No terceiro dia meus olhos já ardiam consideravelmente do acúmulo de poeira do deserto e meu parceiro tinha adquirido a famosa “tosse do Coachella”, da qual devo ter escapado porque usei direto minha bandana sobre nariz e boca. Pernas e costas já doíam mais do que no segundo dia, mas o fato de este ser o derradeiro nos deu um gás extra e lá fomos nós pedalando para a última etapa do festival.

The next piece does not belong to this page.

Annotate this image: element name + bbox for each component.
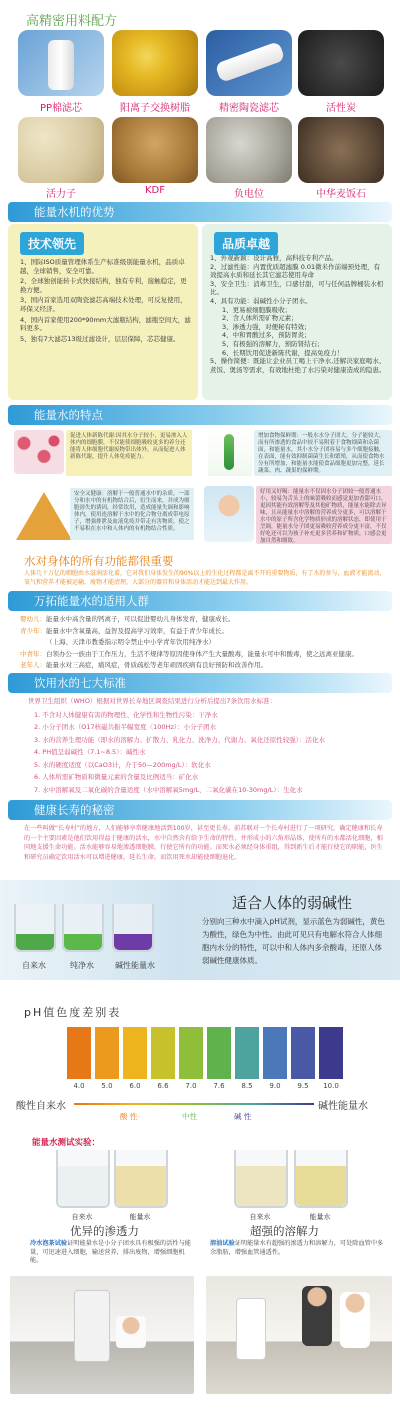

Se teve um dia que resumiu o caráter internacional do festival para a gente foi o terceiro. Nossa agenda tinha Viagra Boys, da Suécia, o sul-africano Orville Peck, os italianos da Maneskin e Nathy Peluso da Argentina, entre outros. A parte mais divertida pra mim foi o primeiro que vimos destes shows que citei, o dos Viagra Boys, que nos garantiu aquele mesmo tipo de experiência que Amyl and the Sniffers trouxe. Show divertido, sem deixar de ser paulada e vocalista carismático, que neste caso, ao invés da fúria sexy de Amy Taylor, veio na forma única de Sebastian Murphy e seu torso nu, barrigudo e tatuado, óculos escuros e dancinha de tio bêbado. Uma ilha de “gente como a gente” em um mar de mega produções e gente sarada do showbusiness de forma geral. Uma boa dose de mosh pit e gente surfando a multidão nesse show também. Iria fácil em outra apresentação dos Viagra Boys. Depois deles vimos Orville Peck, que acabou sendo um pouco prejudicado aos meus olhos porque começamos o dia muito em cima com os Viagra Boys. De qualquer forma, a música country de Peck é bem charmosa, com uma dose de bizarrice que traz um certo frescor ao estilo. O fato de que Orville Peck sempre usa uma máscara com franjas sobre o rosto faz parte dessa estranheza no seu show, além de coincidentemente combinar muito bem com o visual de uma bela parcela do público feminino do Coachella que apostou nos chapéus de cowboy e franjas por toda a parte pra montar os looks desse ano.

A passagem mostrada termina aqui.